Published: by Absolutely Recipes, in the recipes category.
1-1/2 cups whole wheat flour
2 TSPs sugar
1/2 TSP salt
1/2 cup canola oil
2 TBSPs whole milk
Filling:
1/2 cup sugar
3 TBSPs cornstarch
1 TBSP all-purpose flour
1/2 TSP salt
2-1/4 cups whole milk
3 large egg yolks, room temperature
1 TBSP butter
1/2 cup sweetened shredded coconut
1 TSP vanilla extract
Meringue:
3 large egg whites, room temperature
1 cup marshmallow creme
1/4 cup sweetened shredded coconut
Preheat oven to 350 degrees.
In a bowl, mix flour, sugar and salt.
In another bowl, whisk oil and milk.
Gradually add to flour mixture, tossing with a fork until moistened (mixture will be crumbly).

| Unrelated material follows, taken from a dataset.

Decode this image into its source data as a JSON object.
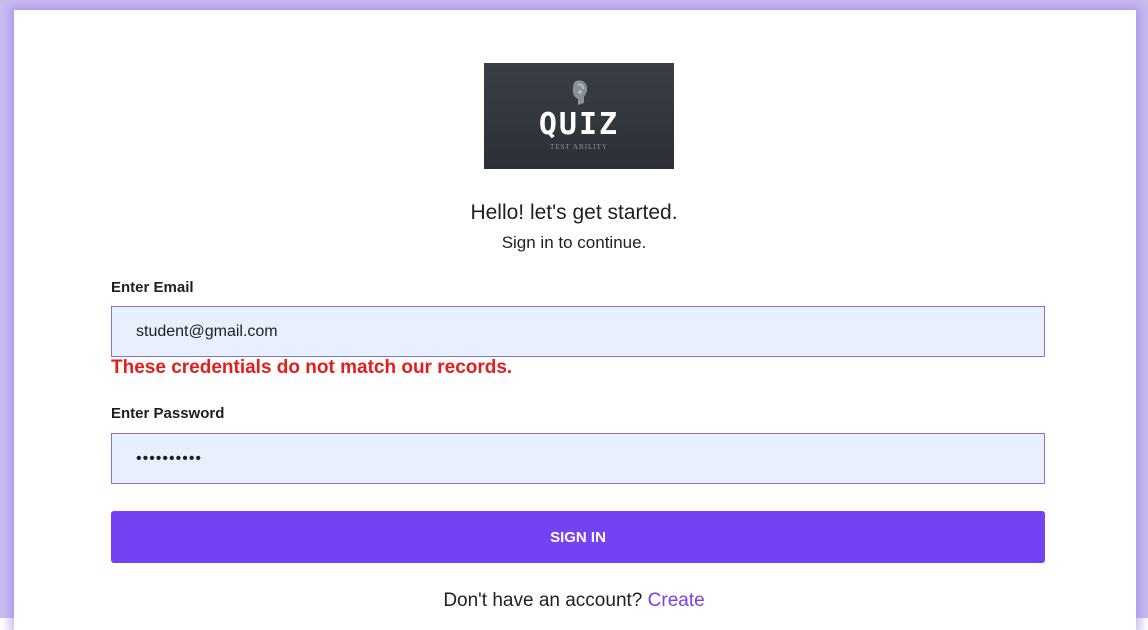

Press onto bottom and up sides of an ungreased 9" pie plate.
Bake 20 minutes.
Cool on a wire rack.
For filling, in a heavy saucepan, mix sugar, cornstarch, flour and salt.
Gradually whisk in milk.
Bring to a boil; cook and stir 2 minutes or until thickened.
Remove from heat.
In a small bowl, whisk a small amount of hot mixture into egg yolks; return all to pan, whisking constantly.

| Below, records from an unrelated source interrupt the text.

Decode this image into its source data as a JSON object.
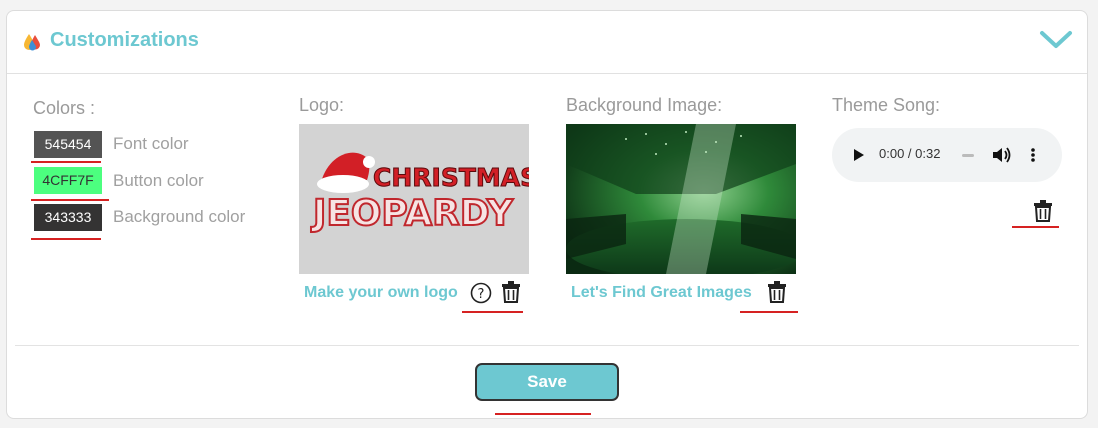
{
  "header": {
    "title": "Customizations",
    "title_color": "#6dc8d1"
  },
  "colors": {
    "label": "Colors :",
    "items": [
      {
        "value": "545454",
        "label": "Font color",
        "swatch": "#545454",
        "text_color": "#ffffff"
      },
      {
        "value": "4CFF7F",
        "label": "Button color",
        "swatch": "#4cff7f",
        "text_color": "#333333"
      },
      {
        "value": "343333",
        "label": "Background color",
        "swatch": "#343333",
        "text_color": "#ffffff"
      }
    ]
  },
  "logo": {
    "label": "Logo:",
    "image_text_top": "CHRISTMAS",
    "image_text_bottom": "JEOPARDY",
    "link": "Make your own logo",
    "help_icon": "question-circle-icon",
    "delete_icon": "trash-icon"
  },
  "background": {
    "label": "Background Image:",
    "link": "Let's Find Great Images",
    "delete_icon": "trash-icon"
  },
  "theme_song": {
    "label": "Theme Song:",
    "time": "0:00 / 0:32",
    "delete_icon": "trash-icon"
  },
  "footer": {
    "save_label": "Save"
  },
  "accent_red": "#d62222"
}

Bring to a gentle boil; cook and stir 2 minutes.
Remove from heat; stir in butter, coconut and vanilla.
For meringue, in a bowl, beat egg whites until soft peaks form.
Gradually add marshmallow creme, beating on high speed.

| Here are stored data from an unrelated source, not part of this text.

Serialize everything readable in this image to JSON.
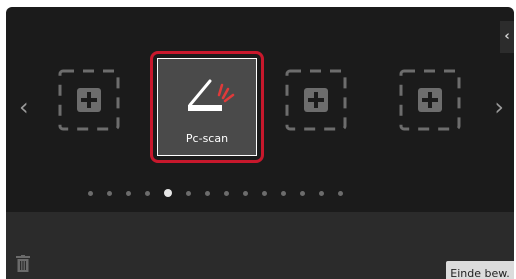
{
  "home": {
    "selected_app": {
      "label": "Pc-scan",
      "icon": "scanner-icon"
    },
    "empty_slot_icon": "add-icon",
    "page_count": 14,
    "active_page": 5
  },
  "footer": {
    "delete_icon": "trash-icon",
    "done_label": "Einde bew."
  },
  "colors": {
    "selection_border": "#c8182c",
    "scan_accent": "#e03a3a",
    "background": "#1b1b1b"
  }
}
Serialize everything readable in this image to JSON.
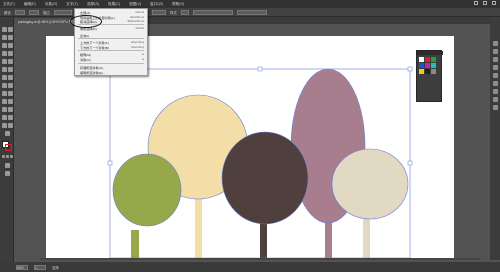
{
  "menubar": {
    "items": [
      "文件(F)",
      "编辑(E)",
      "对象(O)",
      "文字(T)",
      "选择(S)",
      "效果(C)",
      "视图(V)",
      "窗口(W)",
      "帮助(H)"
    ]
  },
  "controlbar": {
    "label1": "路径",
    "label2": "描边",
    "label3": "基本",
    "label4": "不透明度",
    "label5": "样式"
  },
  "document_tab": "packaging.ai @ 66% (CMYK/GPU 预览)",
  "edit_menu": {
    "items": [
      {
        "label": "全部(A)",
        "shortcut": "Ctrl+A"
      },
      {
        "label": "现用画板上的全部对象(L)",
        "shortcut": "Alt+Ctrl+A"
      },
      {
        "label": "取消选择(D)",
        "shortcut": "Shift+Ctrl+A"
      },
      {
        "label": "重新选择(R)",
        "shortcut": "Ctrl+6"
      },
      {
        "label": "反向(I)",
        "shortcut": ""
      },
      {
        "label": "上方的下一个对象(V)",
        "shortcut": "Alt+Ctrl+]"
      },
      {
        "label": "下方的下一个对象(B)",
        "shortcut": "Alt+Ctrl+["
      },
      {
        "label": "相同(M)",
        "shortcut": "▸"
      },
      {
        "label": "对象(O)",
        "shortcut": "▸"
      },
      {
        "label": "存储所选对象(S)...",
        "shortcut": ""
      },
      {
        "label": "编辑所选对象(E)...",
        "shortcut": ""
      }
    ]
  },
  "statusbar": {
    "zoom": "66%",
    "page": "1",
    "tool": "选择"
  },
  "colors": {
    "tree_green": "#97a84a",
    "tree_cream": "#f3dea8",
    "tree_brown": "#4f3f3d",
    "tree_mauve": "#a87e8e",
    "tree_light": "#e1d9c2",
    "selection": "#6a7ed8"
  }
}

Continue beating until stiff glossy peaks form.
Transfer hot filling to crust.
Spread meringue evenly over filling, sealing to edge of crust.
Sprinkle with coconut.
Bake 12-15 minutes or until meringue is golden brown.
Cool 1 hour on a wire rack.
Refrigerate at least 3 hours before serving.